Penderita Gangguan Jiwa Di Paringan Ponorogo Butuh Rumah Rehabilitasi Yang Layak

Penderita Gangguan Jiwa Di Paringan Ponorogo Butuh Rumah Rehabilitasi Yang Layak

TerasJatim.com, Ponorogo – Masyarakat tentu masih ingat dengan desa Paringan di Ponorogo yang beberapa waktu lalu sempat heboh karena disebut sebagai kampung gila. Banyaknya warga di desa tersebut yang mengalami gangguan kejiwaan atau skyzofernia menggugah hati Heru Kamituwo setempat untuk merawat dan ngopeni orang-orang kurang waras tersebut. “Saking seringnya saya ngantar dan ngurusi warga berobat ke rumah sakit jiwa maka saya prihatin dan tumbuh niat untuk merawat mereka meski dengan fasilitas apa adanya. Apa yang saya lakukan adalah memanusiakan manusia karena mayoritas pasien gangguan jiwa diasingkan keluarganya bahkan keluarga pun tidak mau lagi kepadanya. Oleh karena itu disini saya rawat dan saya perlakukan seperti orang normal tanpa membedakan,”tutur Heru pengelola rumah rehabilitasi dibawah binaan lembaga Ngudi Rahayu. Mulai dari satu dua orang hingga kini sampai puluhan orang.

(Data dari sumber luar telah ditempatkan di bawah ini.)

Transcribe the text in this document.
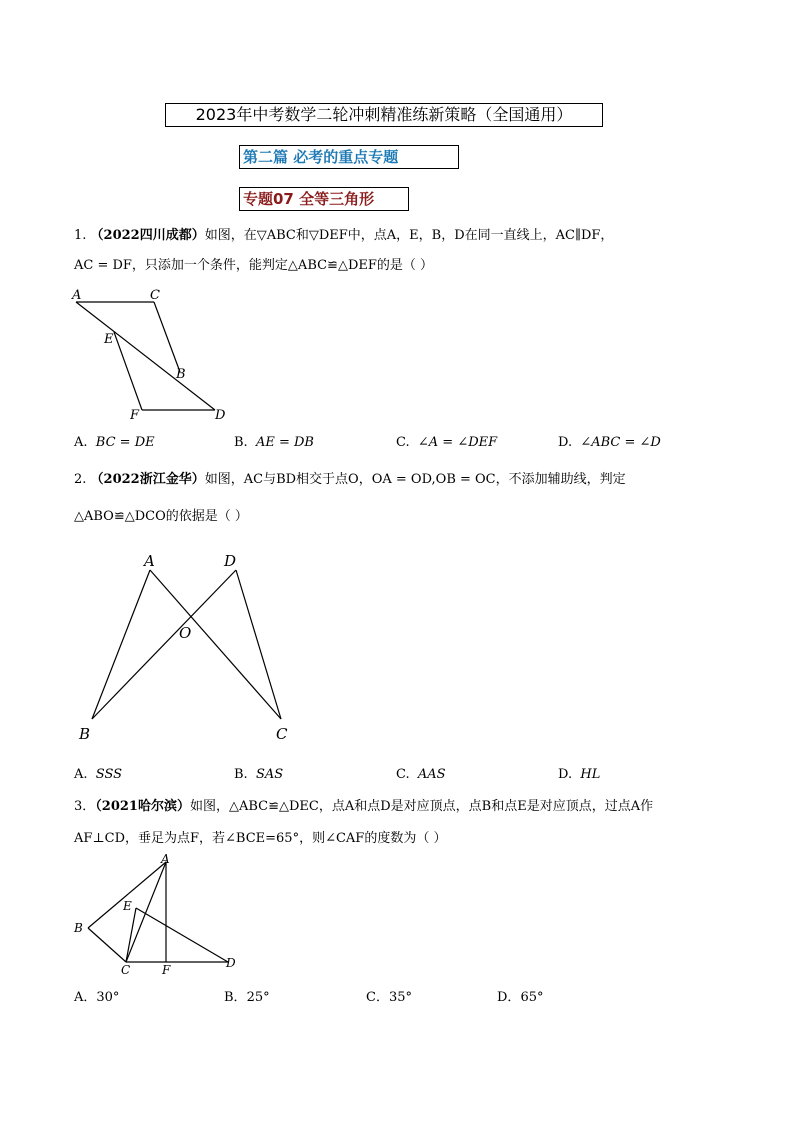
2023年中考数学二轮冲刺精准练新策略（全国通用）
第二篇 必考的重点专题
专题07 全等三角形
1. （2022四川成都）如图，在▽ABC和▽DEF中，点A，E，B，D在同一直线上，AC∥DF，
AC = DF，只添加一个条件，能判定△ABC≌△DEF的是（ ）
A	C
E
B
F	D
A. BC = DE	B. AE = DB	C. ∠A = ∠DEF	D. ∠ABC = ∠D
2. （2022浙江金华）如图，AC与BD相交于点O，OA = OD,OB = OC，不添加辅助线，判定
△ABO≌△DCO的依据是（ ）
A	D
O
B	C
A. SSS	B. SAS	C. AAS	D. HL
3．（2021哈尔滨）如图，△ABC≌△DEC，点A和点D是对应顶点，点B和点E是对应顶点，过点A作
AF⊥CD，垂足为点F，若∠BCE=65°，则∠CAF的度数为（ ）
A
E
B
C	F	D
A．30°	B．25°	C．35°	D．65°
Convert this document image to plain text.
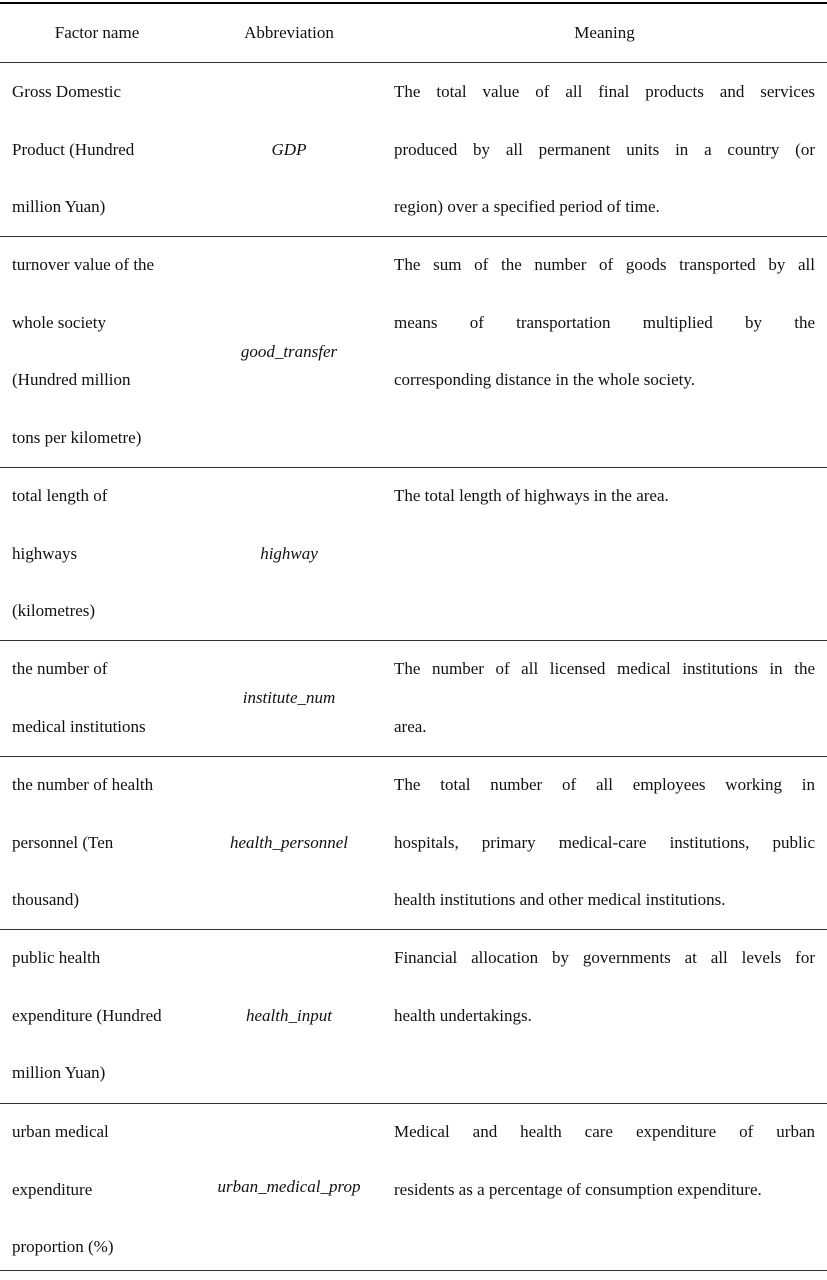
Factor name	Abbreviation	Meaning
Gross Domestic
Product (Hundred
million Yuan)
GDP
The total value of all final products and services
produced by all permanent units in a country (or
region) over a specified period of time.
turnover value of the
whole society
(Hundred million
tons per kilometre)
good_transfer
The sum of the number of goods transported by all
means of transportation multiplied by the
corresponding distance in the whole society.
total length of
highways
(kilometres)
highway
The total length of highways in the area.
the number of
medical institutions
institute_num
The number of all licensed medical institutions in the
area.
the number of health
personnel (Ten
thousand)
health_personnel
The total number of all employees working in
hospitals, primary medical-care institutions, public
health institutions and other medical institutions.
public health
expenditure (Hundred
million Yuan)
health_input
Financial allocation by governments at all levels for
health undertakings.
urban medical
expenditure
proportion (%)
urban_medical_prop
Medical and health care expenditure of urban
residents as a percentage of consumption expenditure.
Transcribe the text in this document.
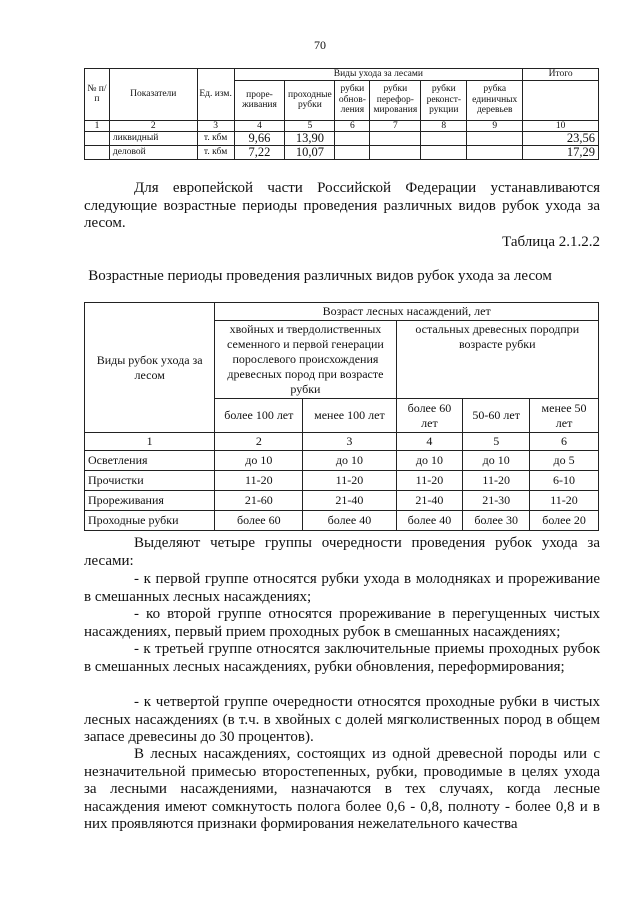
70
№ п/п	Показатели	Ед. изм.	Виды ухода за лесами						Итого
			проре-живания	проходные рубки	рубки обнов-ления	рубки перефор-мирования	рубки реконст-рукции	рубка единичных деревьев	
1	2	3	4	5	6	7	8	9	10
	ликвидный	т. кбм	9,66	13,90					23,56
	деловой	т. кбм	7,22	10,07					17,29

Для европейской части Российской Федерации устанавливаются следующие возрастные периоды проведения различных видов рубок ухода за лесом.

Таблица 2.1.2.2
Возрастные периоды проведения различных видов рубок ухода за лесом
Виды рубок ухода за лесом	Возраст лесных насаждений, лет				
	хвойных и твердолиственных семенного и первой генерации порослевого происхождения древесных пород при возрасте рубки		остальных древесных породпри возрасте рубки		
	более 100 лет	менее 100 лет	более 60 лет	50-60 лет	менее 50 лет
1	2	3	4	5	6
Осветления	до 10	до 10	до 10	до 10	до 5
Прочистки	11-20	11-20	11-20	11-20	6-10
Прореживания	21-60	21-40	21-40	21-30	11-20
Проходные рубки	более 60	более 40	более 40	более 30	более 20

Выделяют четыре группы очередности проведения рубок ухода за лесами:

- к первой группе относятся рубки ухода в молодняках и прореживание в смешанных лесных насаждениях;

- ко второй группе относятся прореживание в перегущенных чистых насаждениях, первый прием проходных рубок в смешанных насаждениях;

- к третьей группе относятся заключительные приемы проходных рубок в смешанных лесных насаждениях, рубки обновления, переформирования;

- к четвертой группе очередности относятся проходные рубки в чистых лесных насаждениях (в т.ч. в хвойных с долей мягколиственных пород в общем запасе древесины до 30 процентов).

В лесных насаждениях, состоящих из одной древесной породы или с незначительной примесью второстепенных, рубки, проводимые в целях ухода за лесными насаждениями, назначаются в тех случаях, когда лесные насаждения имеют сомкнутость полога более 0,6 - 0,8, полноту - более 0,8 и в них проявляются признаки формирования нежелательного качества
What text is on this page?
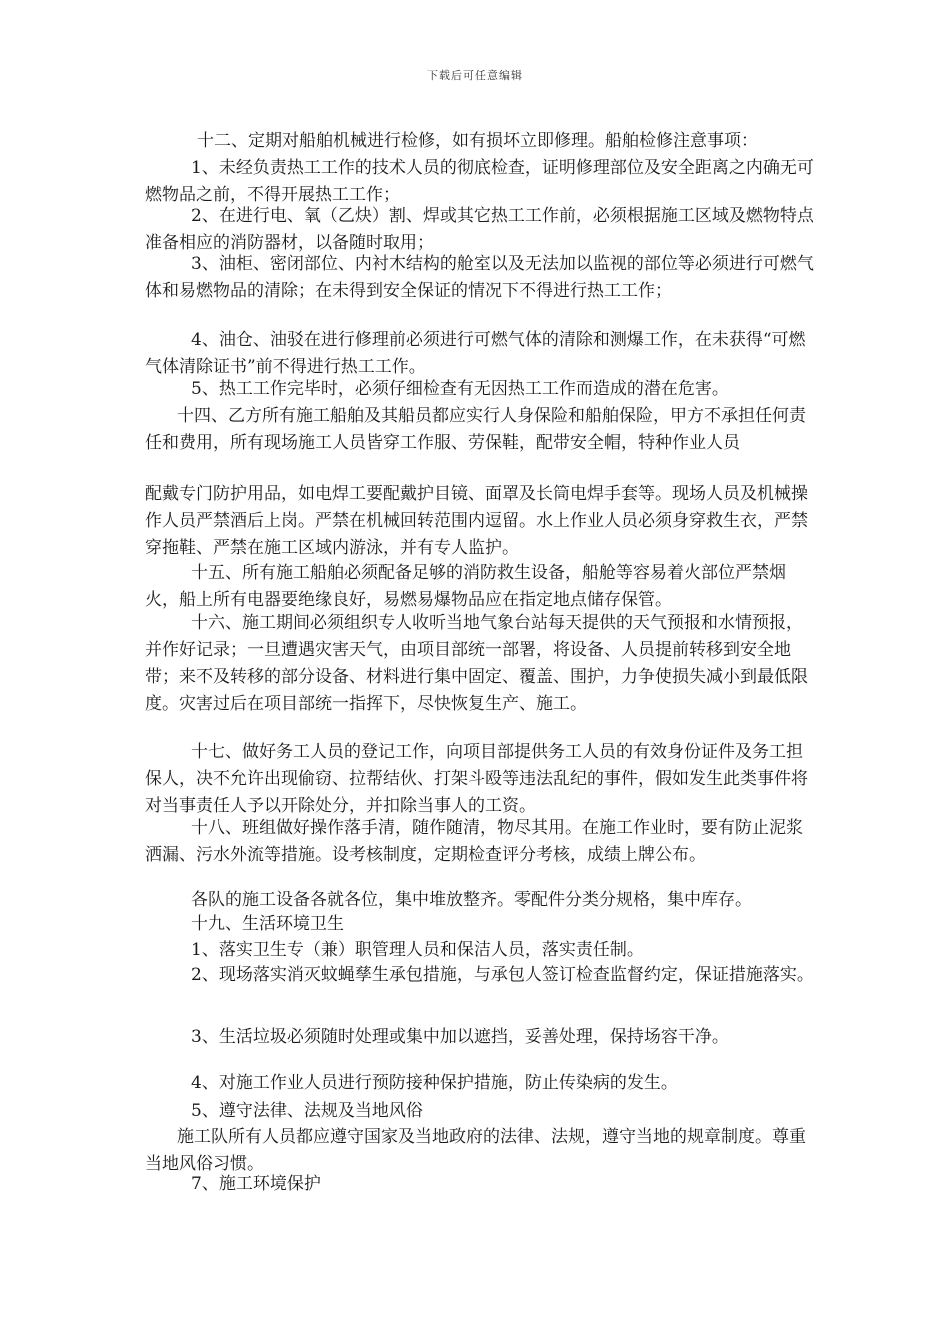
下载后可任意编辑

十二、定期对船舶机械进行检修，如有损坏立即修理。船舶检修注意事项：

1、未经负责热工工作的技术人员的彻底检查，证明修理部位及安全距离之内确无可燃物品之前，不得开展热工工作；

2、在进行电、氧（乙炔）割、焊或其它热工工作前，必须根据施工区域及燃物特点准备相应的消防器材，以备随时取用；

3、油柜、密闭部位、内衬木结构的舱室以及无法加以监视的部位等必须进行可燃气体和易燃物品的清除；在未得到安全保证的情况下不得进行热工工作；

4、油仓、油驳在进行修理前必须进行可燃气体的清除和测爆工作，在未获得“可燃气体清除证书”前不得进行热工工作。

5、热工工作完毕时，必须仔细检查有无因热工工作而造成的潜在危害。

十四、乙方所有施工船舶及其船员都应实行人身保险和船舶保险，甲方不承担任何责任和费用，所有现场施工人员皆穿工作服、劳保鞋，配带安全帽，特种作业人员

配戴专门防护用品，如电焊工要配戴护目镜、面罩及长筒电焊手套等。现场人员及机械操作人员严禁酒后上岗。严禁在机械回转范围内逗留。水上作业人员必须身穿救生衣，严禁穿拖鞋、严禁在施工区域内游泳，并有专人监护。

十五、所有施工船舶必须配备足够的消防救生设备，船舱等容易着火部位严禁烟火，船上所有电器要绝缘良好，易燃易爆物品应在指定地点储存保管。

十六、施工期间必须组织专人收听当地气象台站每天提供的天气预报和水情预报，并作好记录；一旦遭遇灾害天气，由项目部统一部署，将设备、人员提前转移到安全地带；来不及转移的部分设备、材料进行集中固定、覆盖、围护，力争使损失减小到最低限度。灾害过后在项目部统一指挥下，尽快恢复生产、施工。

十七、做好务工人员的登记工作，向项目部提供务工人员的有效身份证件及务工担保人，决不允许出现偷窃、拉帮结伙、打架斗殴等违法乱纪的事件，假如发生此类事件将对当事责任人予以开除处分，并扣除当事人的工资。

十八、班组做好操作落手清，随作随清，物尽其用。在施工作业时，要有防止泥浆洒漏、污水外流等措施。设考核制度，定期检查评分考核，成绩上牌公布。

各队的施工设备各就各位，集中堆放整齐。零配件分类分规格，集中库存。

十九、生活环境卫生

1、落实卫生专（兼）职管理人员和保洁人员，落实责任制。

2、现场落实消灭蚊蝇孳生承包措施，与承包人签订检查监督约定，保证措施落实。

3、生活垃圾必须随时处理或集中加以遮挡，妥善处理，保持场容干净。

4、对施工作业人员进行预防接种保护措施，防止传染病的发生。

5、遵守法律、法规及当地风俗

施工队所有人员都应遵守国家及当地政府的法律、法规，遵守当地的规章制度。尊重当地风俗习惯。

7、施工环境保护
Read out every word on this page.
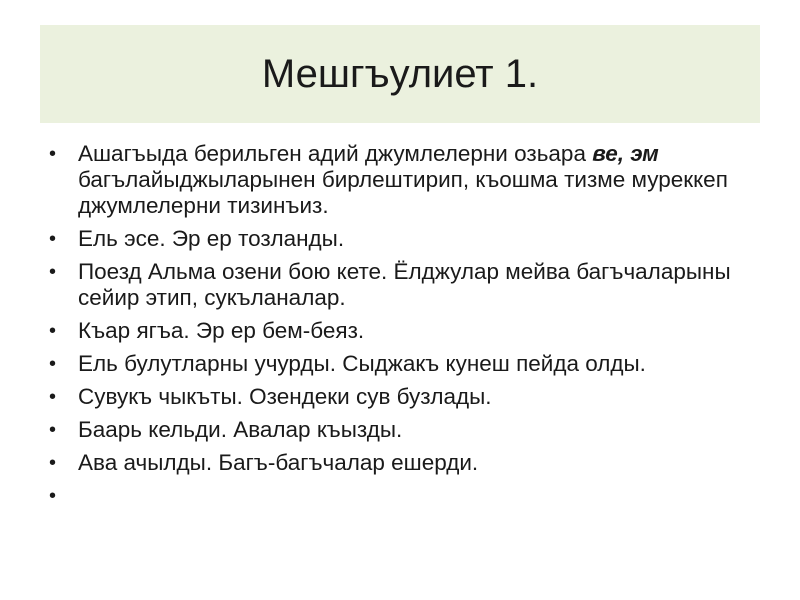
Мешгъулиет 1.
• Ашагъыда берильген адий джумлелерни озьара ве, эм багълайыджыларынен бирлештирип, къошма тизме муреккеп джумлелерни тизинъиз.
• Ель эсе. Эр ер тозланды.
• Поезд Альма озени бою кете. Ёлджулар мейва багъчаларыны сейир этип, сукъланалар.
• Къар ягъа. Эр ер бем-беяз.
• Ель булутларны учурды. Сыджакъ кунеш пейда олды.
• Сувукъ чыкъты. Озендеки сув бузлады.
• Баарь кельди. Авалар къызды.
• Ава ачылды. Багъ-багъчалар ешерди.
•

Hingga bulan September 2015 di Ponorogo tercatat 2991 orang penderita gangguan jiwa mulai ringan, sedang dan berat. 60 % pengobatan rutin di Puskesmas.

Penderita gangguan jiwa berat yang dipasung sejumlah 126 orang, Yang telah dibebaskan sejumlah 92 orang, dengan perawatan di rumah, dan dirujuk ke RSJ (Rumah Sakit Jiwa). Sedang yang masih dalam pemasungan 38 orang, karena masih dalam perawatan di rumah, menunggu proses rujukan dan sebagian karena penolakan oleh keluarga untuk dirujuk.

Gubernur Soekarwo pernah mencanangkan program Jawa Timur bebas pasung yang dipusatkan di desa Kemuning kecamatan Sambit Ponorogo. Karena Ponorogo tercatat sebagai kabupaten yang tertinggi jumlah penderita skyzofernia. Namun yang menjadi pertanyaan, setelah dibebaskan dari pasung terus mau dikemanakan?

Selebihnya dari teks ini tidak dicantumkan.